Acquired diaphragmatic hernia (ADH):
* Difficulty breathing or rapid breathing
* Cyanosis (a bluish tinge to the skin, especially around the mouth, eyes and nails)
* Tachycardia (rapid heart rate)
* Bowel sounds in the chest
* Diminished breath sounds

Hiatal hernia:
* Heartburn
* Chest pain
* Burping
* A bitter taste in the mouth
* Dysphagia (trouble swallowing)
* Regurgitation (the return of partially digested food from the stomach to the mouth)
* Feeling nauseated
* Feeling full after a small amount of food
* Abdominal pain
* Abdominal bleeding/blood loss
* Gastric torsion (twisting of the stomach, cutting off the blood supply)

Diaphragmatic tumor:
* Difficulty breathing
* Chest, shoulder or abdominal pain
* Decreased breath sounds
* Low oxygen levels
* Paralysis of the diaphragm:
* Shortness of breath, especially when you are: Lying down, Walking
* Low oxygen levels

Diagnosis

Diagnosis of a diaphragm disorder will begin with a physical exam and discussion of your symptoms. Tests may include:
* X-ray: A chest X-ray can identify the presence of blockages or fluids creating pressure.
* Computed tomography (CT) scan
* Magnetic resonance imaging (MRI)
* Ultrasound
Pulmonary function tests while upright and lying down, including:
* Spirometry: This test measures the quantity and speed of air you exhale to estimate how much your bronchial tubes are inflamed and narrowed.
* Peak flow meter: This device measures how hard you can exhale.
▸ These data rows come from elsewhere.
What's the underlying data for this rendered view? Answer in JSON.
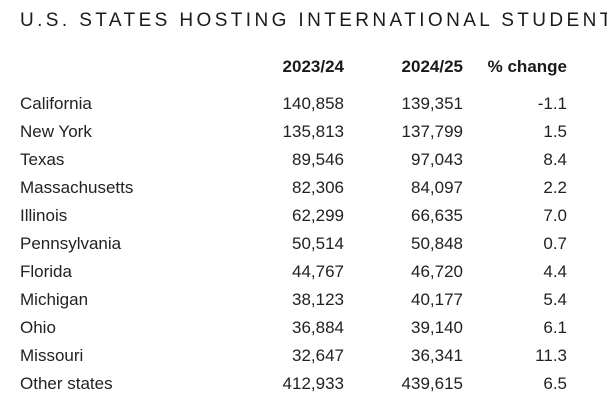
{
  "title": "U.S. STATES HOSTING INTERNATIONAL STUDENTS",
  "columns": {
    "state": "",
    "year1": "2023/24",
    "year2": "2024/25",
    "change": "% change"
  },
  "rows": [
    {
      "state": "California",
      "year1": "140,858",
      "year2": "139,351",
      "change": "-1.1"
    },
    {
      "state": "New York",
      "year1": "135,813",
      "year2": "137,799",
      "change": "1.5"
    },
    {
      "state": "Texas",
      "year1": "89,546",
      "year2": "97,043",
      "change": "8.4"
    },
    {
      "state": "Massachusetts",
      "year1": "82,306",
      "year2": "84,097",
      "change": "2.2"
    },
    {
      "state": "Illinois",
      "year1": "62,299",
      "year2": "66,635",
      "change": "7.0"
    },
    {
      "state": "Pennsylvania",
      "year1": "50,514",
      "year2": "50,848",
      "change": "0.7"
    },
    {
      "state": "Florida",
      "year1": "44,767",
      "year2": "46,720",
      "change": "4.4"
    },
    {
      "state": "Michigan",
      "year1": "38,123",
      "year2": "40,177",
      "change": "5.4"
    },
    {
      "state": "Ohio",
      "year1": "36,884",
      "year2": "39,140",
      "change": "6.1"
    },
    {
      "state": "Missouri",
      "year1": "32,647",
      "year2": "36,341",
      "change": "11.3"
    },
    {
      "state": "Other states",
      "year1": "412,933",
      "year2": "439,615",
      "change": "6.5"
    }
  ]
}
Peak flow meters can be used at home to monitor your condition.
* Exercise oximetry: This checks the oxygen level in your blood during moments of exertion with a sensor that’s clipped onto your finger.
* Arterial blood gas: This blood test checks the amount of oxygen and carbon dioxide in your blood and measures your blood’s acidity.
* Phrenic nerve stimulation test: This test uses electric or magnetic stimulation to the neck to measure the response of the phrenic nerve.
* Electromyography (EMG): This test measures the electrical potential of muscle fibers stimulated by electrical impulses.

Treatment

Treatments for disorders of the diaphragm vary depending on the type of disorder, but they can include a variety of surgical options. Treatments for each type of disorder include:
Congenital (present at birth) diaphragmatic hernia (CDH):
* Emergency surgery to place the abdominal organs back in the abdomen and repair the diaphragm

Acquired diaphragmatic hernia (ADH):
* Emergency surgery to repair the diaphragm

Hiatal hernia:
* Lifestyle changes, including avoiding certain foods, losing weight, raising the head of the bed and avoiding tight-fitting clothes
* Medications, including antacids and proton pump inhibitors
* Surgery to retract the stomach and make the opening in your diaphragm smaller, reconstruct the esophageal sphincter or remove the hernia

Diaphragmatic tumor:
* Surgical resection (removal)
* Chemotherapy or radiation therapy, if it is cancerous

Paralysis of the diaphragm:
* Watchful waiting, if symptoms are not severe
* Supplemental oxygen
* Surgically implanted diaphragmatic pacemaker
* Tracheostomy and mechanical ventilator

☝️ This is not a substitute for professional medical advice. Please consult with your physician before making any medical decision.